Además, señalan que aunque «el actual concierto tiene muchos defectos, da garantía de estabilidad y garantiza la capacidad de elección de las familias: Los alumnos de FP de Grado Superior que, ahora, están pagando 36 euros al mes, pasarán a pagar 360, una cifra inasumible para muchas familias y que generará una migración hacia la escuela pública, donde pagan 18 euros al mes, y eso supondrá el cierre de muchas aulas», ha subrayado don Emilio Díaz, secretario autonómico de Escuelas Católicas. Con un agravante: tal y como señaló don Fernando Fernández, de UCETAM, esos alumnos «ni siquiera tienen asegurada una plaza pública ya que para ello se tendría que aumentar el número actual de plazas, cuestión que hasta la fecha no está garantizada».

Un ahorro mínimo

Además, tal y como denuncian estas organizaciones, suprimir los conciertos supondrá un ahorro, en dos años, de 26 millones de euros, mientras que implantar un sistema de becas individuales al que tengan acceso todos los alumnos de la concertada y de la privada no concertada, supondrá un coste de 22 millones. Es decir, «un ahorro mínimo, en comparación con el efecto demoledor que esta medida produce en el sector, sólido y de trascendencia social, de la FP de Grado Superior».

Tres rechazos clave

En su comunicado, hecho público el pasado miércoles en una rueda de prensa, las entidades denuncian los tres aspectos concretos por los que rechazan el sistema de becas: la territorialidad, la edad y los plazos. La territorialidad, porque la concesión de becas se limita a alumnos que cursaron estudios previos en la Comunidad de Madrid, dejando fuera a quienes provienen de territorios limítrofes, lo que genera dificultades en el alumnado más necesitado como pueda ser el inmigrante. En cuanto a la edad, insistieron en que el límite que establece el proyecto de la Comunidad excluye a los alumnos que cumplan 23 años en 2013, es decir, casi un tercio de los alumnos actualmente escolarizados en estas enseñanzas, «con los que se realiza una labor de integración social, recuperación académica y de inserción laboral muy valiosa. Y algo similar ocurre con los plazos establecidos para la solicitud de beca: las ayudas se tienen que solicitar cuando los alumnos todavía no saben lo que van a estudiar, y obtienen la respuesta sobre su concesión cinco meses después, es decir, comenzado el curso, lo que sin duda creará incertidumbre en muchos padres y hará que escolaricen a sus hijos en la escuela pública, donde conocen con claridad su coste».

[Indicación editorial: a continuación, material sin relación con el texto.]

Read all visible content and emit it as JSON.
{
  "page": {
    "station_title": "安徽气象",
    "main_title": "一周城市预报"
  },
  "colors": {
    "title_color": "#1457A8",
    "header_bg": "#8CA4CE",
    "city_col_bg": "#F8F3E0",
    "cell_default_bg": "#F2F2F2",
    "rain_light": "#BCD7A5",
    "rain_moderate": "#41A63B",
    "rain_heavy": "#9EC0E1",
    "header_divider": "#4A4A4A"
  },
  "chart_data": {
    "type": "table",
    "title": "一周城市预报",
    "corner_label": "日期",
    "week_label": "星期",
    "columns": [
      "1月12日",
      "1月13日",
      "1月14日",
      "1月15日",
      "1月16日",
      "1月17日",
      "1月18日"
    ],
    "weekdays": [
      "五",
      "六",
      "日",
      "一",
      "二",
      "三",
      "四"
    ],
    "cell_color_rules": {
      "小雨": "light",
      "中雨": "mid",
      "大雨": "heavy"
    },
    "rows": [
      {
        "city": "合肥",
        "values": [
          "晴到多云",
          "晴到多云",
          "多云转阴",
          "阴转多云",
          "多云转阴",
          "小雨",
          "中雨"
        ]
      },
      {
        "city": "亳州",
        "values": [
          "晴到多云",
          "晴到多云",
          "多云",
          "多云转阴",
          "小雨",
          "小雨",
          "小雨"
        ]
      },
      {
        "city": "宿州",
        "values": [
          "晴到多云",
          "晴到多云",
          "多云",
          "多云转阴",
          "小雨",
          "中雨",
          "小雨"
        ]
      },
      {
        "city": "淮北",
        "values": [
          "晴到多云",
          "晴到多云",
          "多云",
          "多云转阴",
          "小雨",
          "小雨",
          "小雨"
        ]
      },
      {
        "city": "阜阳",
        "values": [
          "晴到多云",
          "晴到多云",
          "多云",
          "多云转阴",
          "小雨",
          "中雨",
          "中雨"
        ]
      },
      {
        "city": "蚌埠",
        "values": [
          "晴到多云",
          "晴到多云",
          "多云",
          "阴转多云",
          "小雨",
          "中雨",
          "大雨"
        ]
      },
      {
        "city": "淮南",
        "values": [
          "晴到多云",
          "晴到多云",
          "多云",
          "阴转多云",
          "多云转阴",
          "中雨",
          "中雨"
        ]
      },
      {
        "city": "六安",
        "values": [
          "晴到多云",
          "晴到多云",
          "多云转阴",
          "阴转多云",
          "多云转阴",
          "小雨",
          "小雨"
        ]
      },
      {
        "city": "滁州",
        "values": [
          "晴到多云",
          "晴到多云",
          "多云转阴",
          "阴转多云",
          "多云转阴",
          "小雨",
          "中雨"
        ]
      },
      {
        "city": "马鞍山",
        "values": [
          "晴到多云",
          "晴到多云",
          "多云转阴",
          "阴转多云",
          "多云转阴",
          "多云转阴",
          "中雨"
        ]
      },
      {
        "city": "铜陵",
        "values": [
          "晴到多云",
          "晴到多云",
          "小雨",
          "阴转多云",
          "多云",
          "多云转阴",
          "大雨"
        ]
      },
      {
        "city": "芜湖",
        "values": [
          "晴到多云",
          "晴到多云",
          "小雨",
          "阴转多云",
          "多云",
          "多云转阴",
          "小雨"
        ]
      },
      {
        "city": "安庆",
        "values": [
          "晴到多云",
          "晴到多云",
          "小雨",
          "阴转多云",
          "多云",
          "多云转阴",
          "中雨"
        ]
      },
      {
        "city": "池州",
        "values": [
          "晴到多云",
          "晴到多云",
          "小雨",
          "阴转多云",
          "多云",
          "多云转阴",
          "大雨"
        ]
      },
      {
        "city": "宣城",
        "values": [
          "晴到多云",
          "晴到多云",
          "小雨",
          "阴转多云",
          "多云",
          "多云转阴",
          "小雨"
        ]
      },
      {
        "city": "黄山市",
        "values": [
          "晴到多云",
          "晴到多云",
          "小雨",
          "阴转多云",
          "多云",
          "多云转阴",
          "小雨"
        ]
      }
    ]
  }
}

Por todo ello, los representantes de las cinco organizaciones de titulares y padres de la concertada solicitaron al Gobierno de la Comunidad de Madrid «una profunda reconsideración de esta medida y una mayor sensibilidad con las propuestas aportadas por el conjunto del sector que sugerían sustituir los conciertos por convenios», pues «los centros de FP de Grado Superior pueden ejercer ahora su derecho a presentar un recurso contencioso administrativo ante el Tribunal Superior de Justicia de Madrid contra la denegación de la renovación del concierto».